Xuereb is right to propose bus feeder services for each metro station. However, these will also mean more public financing. The government already contributes several millions every year to keep the current bus transport company afloat. How much more would the government have to dish out every year to sustain a newly reconfigured bus transport company, now with (smaller, more frequent) shuttle buses, an increased fleet and more drivers.

What about little Tony?

I believe that the metro cannot work alone, which is why Xuereb suggested bus feeder services. Here’s why. Assume for one moment that there is no change at all in the public bus transport system as we know it today.

Meet Tony Farrugia. It’s 2035 and Farrugia lives in Sliema, somewhere between Savoy and Zammit Clapp Hospital. He’s married with three children, and the family owns four cars. Farrugia works for a shipping company in Valletta. His wife, Mary, is a secretary at a government department in Floriana.  

Unfortunately for him, in 2020, the authorities only visualised one Sliema metro station and eventually built one at the Ferries in order to serve the hotels and retail centre. It is too far for Farrugia to walk to and from every day.

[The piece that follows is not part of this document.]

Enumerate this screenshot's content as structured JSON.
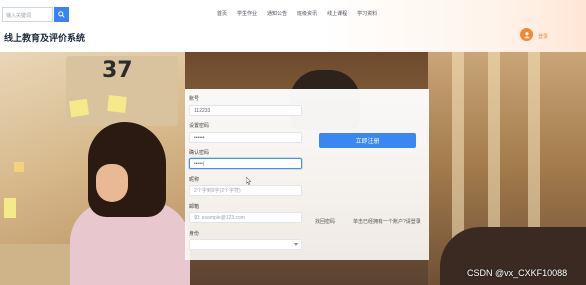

Mary Farrugia, too, can’t shift to the metro because she needs to pick up her daughter from school in Mrieħel every day, and there’s no convenient metro station close by, so she continues using her car.

Like his father, his second son also feels that the station is too far away, and opts for his eco-friendly bicycle ride to university, while Farrugia’s eldest drives to his pharma company in Bulebel industrial estate because no station was ever contemplated in that part of Malta.

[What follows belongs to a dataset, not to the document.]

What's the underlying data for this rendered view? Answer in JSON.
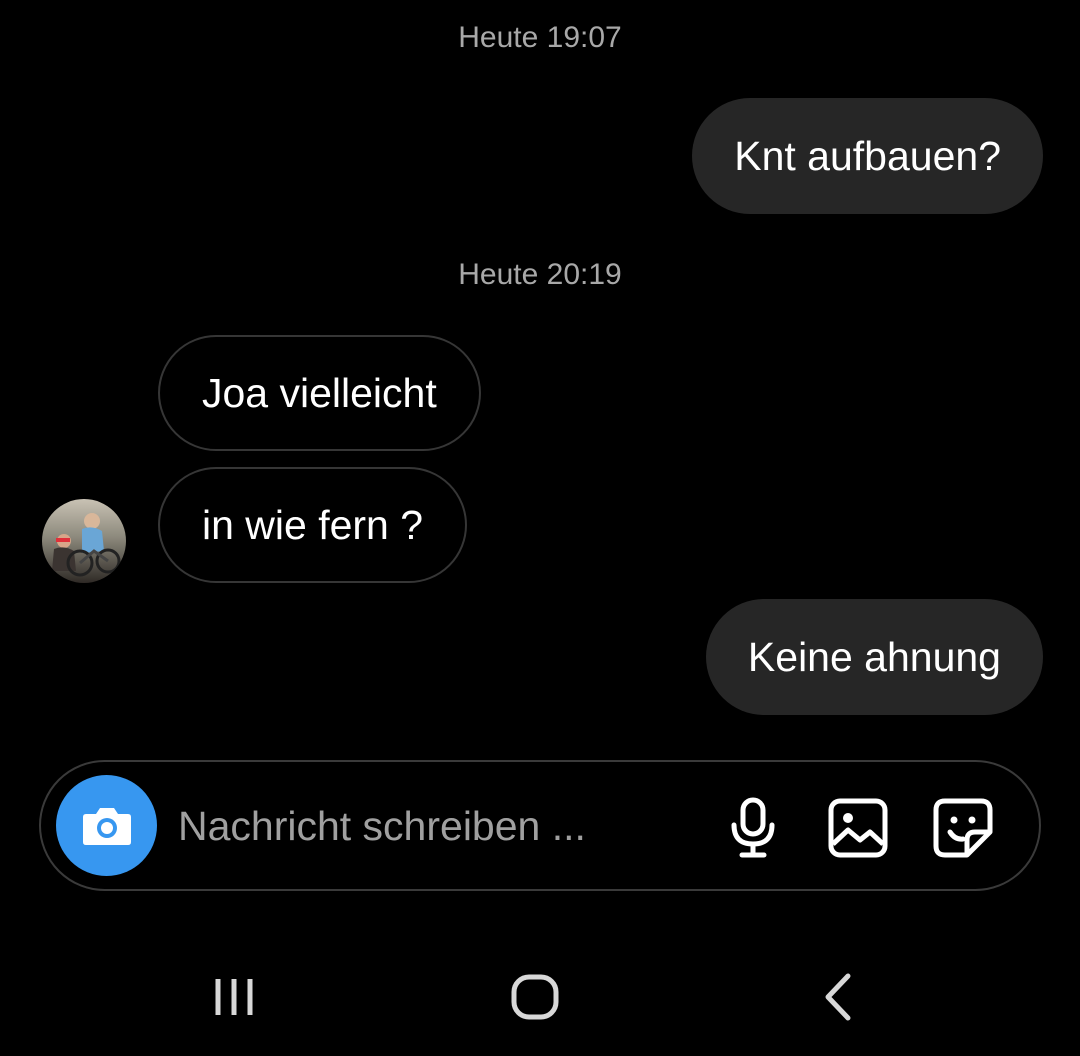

In a nutshell, 15 or 25 years and a few billion euros later, there has been no (transport) modal shift by the Farrugia family as a result.

Future technologies

There are many more questions to be asked  – ticket costs, train frequency, train capacity, early hour and late-night operations and so on – but here’s one final point.

We’re talking about 15 years to build and a 30-year payback period! Where will we all be in 45 years’ time? Technology is moving at a very fast pace, and it will move even faster in the years to come.

Cars as we know them today will certainly cease to exist in the next 45 years. Electric and driverless cars are just round the corner, relatively speaking, and passenger-carrying drones and their sea counterparts, called capsules, are on the horizon.

A casual search on Google will show that even more radical innovation solutions are already being proposed, studied and tried out. For example, companies around the world are already testing VTOLs (vertical take-off and landing vehicles) to replace private cars.

Is there a danger, therefore, that Malta will be investing in a metro system that will be overtaken by other technological solutions? Put differently, will metros still be around in the next 45 years?

Management solutions

I’ve often been asked what the solution is. My immediate response is: the next 10-15 years involve traffic management solutions. They’re far cheaper, to start with, and, unlike infrastructure, one can experiment with them and always return to zero if one doesn’t work as effectively as expected.

These well-known, well-documented solutions focus on limiting vehicles on our roads at any given time.

Solutions like ‘my car today, yours tomorrow’ and congestion charges on primary roads at peak times are tried and tested and have served communities well overseas. And there are plenty more, including reducing new vehicle registrations. It seems, however, that we are not ready to emulate everything that is being implemented abroad. 

As for the long term, God only knows; but I suspect that, by then, our children or their children will either have smart, energy-efficient, driverless or flying cars or ‘beam-me-up-Scotty’ transporters.

George Papagiorcopulo is a management consultant.